I think I actually did use it on the day after he showed me, but I just didn't click with it, or perhaps the family didn't click with it, so that discouraged me. I need to see immediate results in anything I do. I guess I'm a tachlis girl - cause and effect, that's what I like.
I've never been on the page since, but I often get a Facebook message that says, "______ sent you a message on Facebook" or "________ wants you to be friends on Facebook."

Well, that's all very nice, but I don't want to be friends with folks on Facebook. I want to be real friends. I want to email, call or even have coffee with a friend and actually talk face-to-face (today they call it F2F).
So, until I understand better what social media is, I think I'll stick to just the social part.

Anti-Social?

I read an article that said that youth surveyed said they'd rather speak with their friends by SMS or through Facebook than in person. Isn't there something wrong with that? Does that sound like social media?
Someone told me today that some religious youth are having trouble not using SMS on the Sabbath, the Jewish day of rest, when we go to the synagogue, hang around chatting at the kiddush and then spend the day singing, learning and enjoying a calm social life with our family.

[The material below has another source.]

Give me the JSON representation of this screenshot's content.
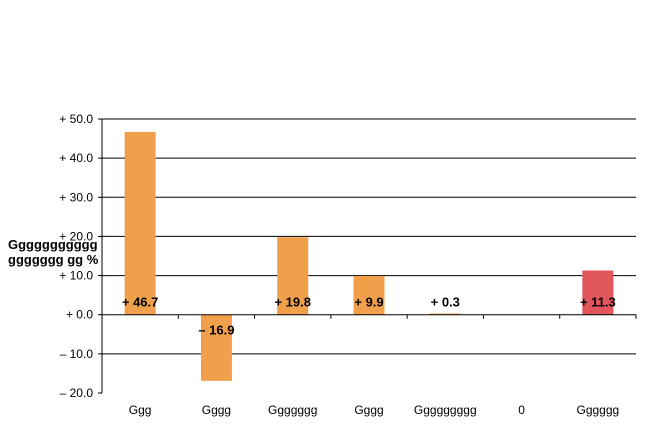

But these SMS-addicted religious kids can't get that social part, they feel they've got to SMS, no matter what the ten commandments say.
The same survey said that young people today prefer looking down than looking up. Of course, they're looking down, they're looking down at their cell phones. But for life, a person has to look up. For his soul, he's got to look at the sun, look at the smile of a friend, look up to the new day. He's got to look up to G-d.
So, I ask you. Is this new social media world SOCIAL? Or is it anti-social?